The Belt-Highwood-Fort Benton Axis is the other "affinity group" for the Stephens family.  Upper Highwood, early in the last century, was something like Big Sky is today - an elite collection of trophy ranches, rich doctors and lawyers, and of course the earliest city in Montana, Fort Benton, as well as the Coal Boom towns of Belt and Sand Coulee.  It may seem quaint and picturesque, today, but these guys ruled the world.  There were something like 10 Fleet Admirals and Generals from that "zone" in Choteau County from the First World War through Vietnam.  And famous war heroes, intellectuals, scientists, entrepreneurs, etc., etc.  Don't make me list them - Ken Robison is putting together a pretty good account of it, and there are many others to choose from.

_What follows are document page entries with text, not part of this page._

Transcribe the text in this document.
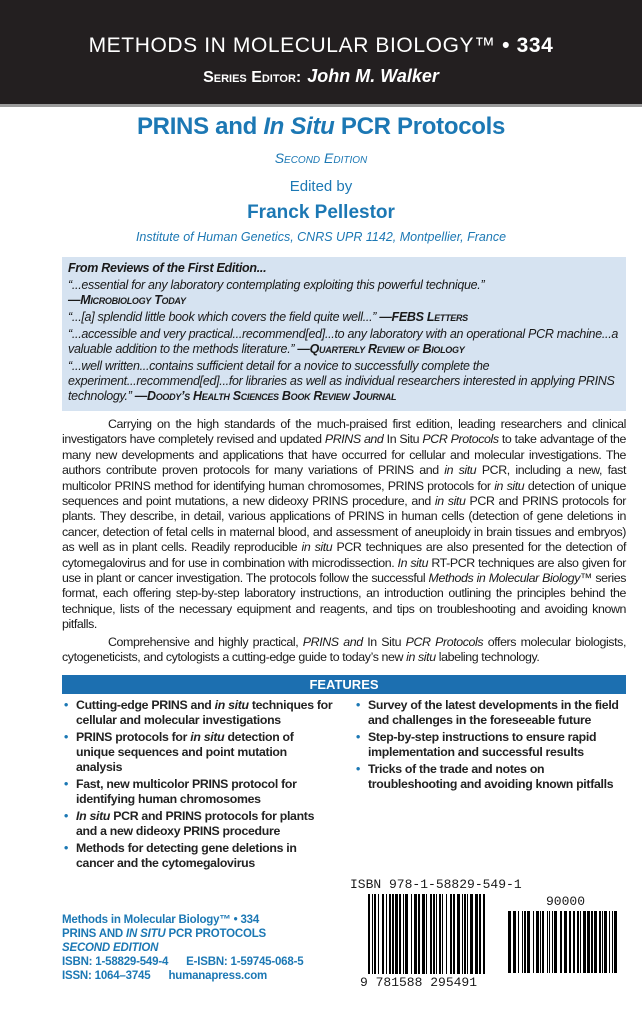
METHODS IN MOLECULAR BIOLOGY™ • 334
Series Editor: John M. Walker
PRINS and In Situ PCR Protocols
Second Edition
Edited by
Franck Pellestor
Institute of Human Genetics, CNRS UPR 1142, Montpellier, France
From Reviews of the First Edition...
“...essential for any laboratory contemplating exploiting this powerful technique.”
—Microbiology Today
“...[a] splendid little book which covers the field quite well...” —FEBS Letters
“...accessible and very practical...recommend[ed]...to any laboratory with an operational PCR machine...a valuable addition to the methods literature.” —Quarterly Review of Biology
“...well written...contains sufficient detail for a novice to successfully complete the experiment...recommend[ed]...for libraries as well as individual researchers interested in applying PRINS technology.” —Doody’s Health Sciences Book Review Journal

Carrying on the high standards of the much-praised first edition, leading researchers and clinical investigators have completely revised and updated PRINS and In Situ PCR Protocols to take advantage of the many new developments and applications that have occurred for cellular and molecular investigations. The authors contribute proven protocols for many variations of PRINS and in situ PCR, including a new, fast multicolor PRINS method for identifying human chromosomes, PRINS protocols for in situ detection of unique sequences and point mutations, a new dideoxy PRINS procedure, and in situ PCR and PRINS protocols for plants. They describe, in detail, various applications of PRINS in human cells (detection of gene deletions in cancer, detection of fetal cells in maternal blood, and assessment of aneuploidy in brain tissues and embryos) as well as in plant cells. Readily reproducible in situ PCR techniques are also presented for the detection of cytomegalovirus and for use in combination with microdissection. In situ RT-PCR techniques are also given for use in plant or cancer investigation. The protocols follow the successful Methods in Molecular Biology™ series format, each offering step-by-step laboratory instructions, an introduction outlining the principles behind the technique, lists of the necessary equipment and reagents, and tips on troubleshooting and avoiding known pitfalls.

Comprehensive and highly practical, PRINS and In Situ PCR Protocols offers molecular biologists, cytogeneticists, and cytologists a cutting-edge guide to today’s new in situ labeling technology.

FEATURES
• Cutting-edge PRINS and in situ techniques for cellular and molecular investigations
• PRINS protocols for in situ detection of unique sequences and point mutation analysis
• Fast, new multicolor PRINS protocol for identifying human chromosomes
• In situ PCR and PRINS protocols for plants and a new dideoxy PRINS procedure
• Methods for detecting gene deletions in cancer and the cytomegalovirus
• Survey of the latest developments in the field and challenges in the foreseeable future
• Step-by-step instructions to ensure rapid implementation and successful results
• Tricks of the trade and notes on troubleshooting and avoiding known pitfalls
Methods in Molecular Biology™ • 334
PRINS AND IN SITU PCR PROTOCOLS
SECOND EDITION
ISBN: 1-58829-549-4 E-ISBN: 1-59745-068-5
ISSN: 1064–3745 humanapress.com
ISBN 978-1-58829-549-1
90000
9 781588 295491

My grandfather Stephens was born during the Civil War - 1864, in Illinois.  His father voted for Abraham Lincoln.  I've recently determined that he was also a fairly close cousin of the VP of the Confederacy, Alexander Hamilton Stephens.   Of course, that Stephens (the leading advocate for chattel slavery) and Abraham Lincoln also knew each other from serving together in Congress.  I suspect my grandfather spent his whole life trying to figure out the massive tragedy of the Civil War.  He was the least combatitive person imaginable.  Like Will Rogers, he "never met a man he didn't like", and according to my father, never made moral judgments about people - even those who were demonstrably evil.  What a gift!    


But his wife, my Norwegian grandmother, grew up mostly fatherless, in working-class boarding houses which her peasant mother ran, speaking Norwegian as a child, and suffering all the perils of alcoholism, sexism, and violent exploitation which characterized life in frontier Great Falls.  She never imagined herself free of control by the indefinable "they" - some "authorities" who secretly control everything.  She was very judgmental, puritanical, and a political Prohibitionist, like most of the "respectable" church-going women of that time.  So, it's no wonder we all turned out so strangely, I suppose.